Let $f$ be ReLU function, $X \in \mathbb{R}^{n \times d}$ and $\beta \in \mathbb{R}^d$. What is the derivative of $ \nabla_{\beta} \| f(X \beta)\|_{2}^{2}$ ?
I think, by chain rule, $\nabla_\beta \| f(X\beta) \|^{2}_{2} = 2 \nabla f(X\beta) f(X\beta) = 2 X^{\top} f'(X\beta) f(X\beta)$. But, the matrix size does'nt match.

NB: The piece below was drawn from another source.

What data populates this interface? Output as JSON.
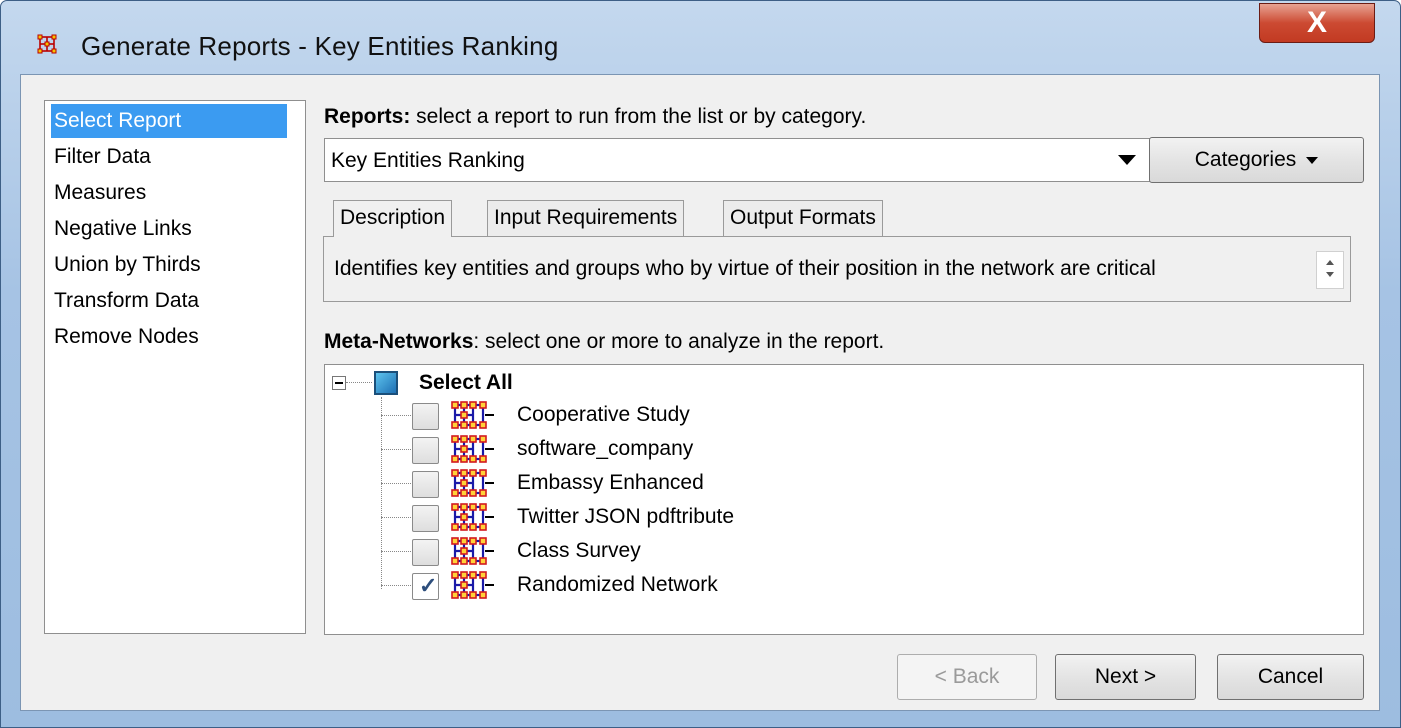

$ \def\a{\alpha}\def\b{\beta}\def\t{\theta} \def\o{{\tt1}}\def\p{\partial} \def\L{\left}\def\R{\right}\def\LR#1{\L(#1\R)} \def\trace#1{\operatorname{Tr}\LR{#1}} \def\grad#1#2{\frac{\p #1}{\p #2}} $Define the vector $$y=X\b \quad\implies\quad dy=X\,d\b$$ and the scalar ReLu and Step functions $$\eqalign{ f(z) &= \begin{cases} z \quad{\rm if}\;z\ge 0 \\ 0 \quad{\rm if}\;z<0 \\ \end{cases} \qquad\qquad g(z) = \frac{df}{dz} &= \begin{cases} 1 \quad{\rm if}\;z\ge 0 \\ 0 \quad{\rm if}\;z<0 \\ \end{cases} \\ }$$ Apply them elementwise to the vector $y$ to generate the vectors $$f=f(y),\qquad\qquad g=g(y) \qquad$$ Then the function in this question becomes $$\eqalign{ \phi &= f:f \\ d\phi &= 2f:df \\ &= 2f:\LR{g\odot dy} \\ &= 2\LR{f\odot g}:X\,d\b \\ &= 2X^T\LR{f\odot g}:d\b \\ \grad{\phi}{\b} &= 2X^T\LR{f\odot g} \\ }$$ where $(\odot)$ denotes the elementwise/Hadamard product and $(:)$ the trace/Frobenius product. These products have the following definitions
$$\eqalign{ A:B &= \sum_{i=1}^m\sum_{j=1}^n A_{ij}B_{ij} \;=\; \trace{A^TB} \\ A:\LR{B\odot C} &= \sum_{i=1}^m\sum_{j=1}^n A_{ij}B_{ij}C_{ij} \;=\; \LR{A\odot B}:C \\ }$$ These matrix products can also be applied to vectors by treating them as rectangular matrices with one column.